En otras palabras: el gobierno y su régimen han llegado a un punto en el que sus opciones existenciales se estrechan hasta un grado de suicidio. Dado el tamaño de la crisis, la sistemática pérdida de ingresos y el aumento exponencial de los requerimientos y deseos de su masa social de apoyo, el desvanecimiento del llamado socialismo del siglo XXI es un hecho, como lo han puesto de manifiestos sus intelectuales orgánicos más consecuentes. De entre los cuales el más lúcido y valiente, Heinz Dieterich. La única opción real del Poder es negociar para preservar las conquistas de toda índole que lo sustentan. Y poner sobre la mesa de discusiones una arquitectura de poder alternativo. De allí la necesidad del diálogo.
Por parte de la oposición, la misma radicalidad suicida que exhiben quienes promueven el enfrentamiento desde los cafetines del delirio, o el entendimiento, para conjurar salidas de fuerza que por ahora lucen distantes, brumosas y carentes de garantías de futuro. Su opción al diálogo surge del convencimiento de que apostar al desgaste del gobierno, a la profundización de la crisis y a una salida violenta puede ser mucho más gravosa e impracticable de lo que creen sus impulsores.

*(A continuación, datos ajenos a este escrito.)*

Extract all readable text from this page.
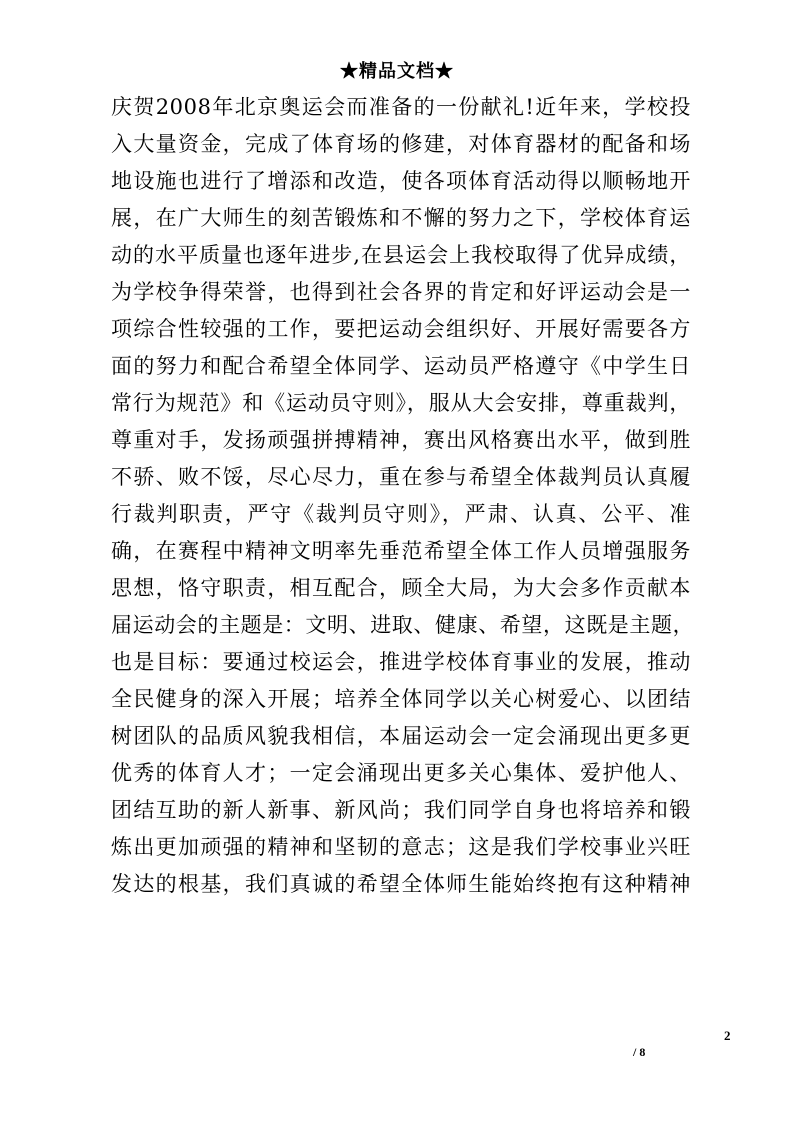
★精品文档★
庆贺2008年北京奥运会而准备的一份献礼!近年来，学校投
入大量资金，完成了体育场的修建，对体育器材的配备和场
地设施也进行了增添和改造，使各项体育活动得以顺畅地开
展，在广大师生的刻苦锻炼和不懈的努力之下，学校体育运
动的水平质量也逐年进步,在县运会上我校取得了优异成绩，
为学校争得荣誉，也得到社会各界的肯定和好评运动会是一
项综合性较强的工作，要把运动会组织好、开展好需要各方
面的努力和配合希望全体同学、运动员严格遵守《中学生日
常行为规范》和《运动员守则》，服从大会安排，尊重裁判，
尊重对手，发扬顽强拼搏精神，赛出风格赛出水平，做到胜
不骄、败不馁，尽心尽力，重在参与希望全体裁判员认真履
行裁判职责，严守《裁判员守则》，严肃、认真、公平、准
确，在赛程中精神文明率先垂范希望全体工作人员增强服务
思想，恪守职责，相互配合，顾全大局，为大会多作贡献本
届运动会的主题是：文明、进取、健康、希望，这既是主题，
也是目标：要通过校运会，推进学校体育事业的发展，推动
全民健身的深入开展；培养全体同学以关心树爱心、以团结
树团队的品质风貌我相信，本届运动会一定会涌现出更多更
优秀的体育人才；一定会涌现出更多关心集体、爱护他人、
团结互助的新人新事、新风尚；我们同学自身也将培养和锻
炼出更加顽强的精神和坚韧的意志；这是我们学校事业兴旺
发达的根基，我们真诚的希望全体师生能始终抱有这种精神
2
/ 8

Aparece el “diálogo” como un intento por desarmar una bomba de tiempo del que sólo el delirio puede esperar algún fruto. Un atajo que la racionalidad pareciera estar dispuesta a conjurar. Si a ese fin coadyuva el diálogo que apenas se asoma, bienvenido sea. El tiempo, el implacable, terminará por ser juez y parte de un conflicto que sigue arrastrándonos por la calle de la amargura. Y al que hay que ponerle fin cuanto antes.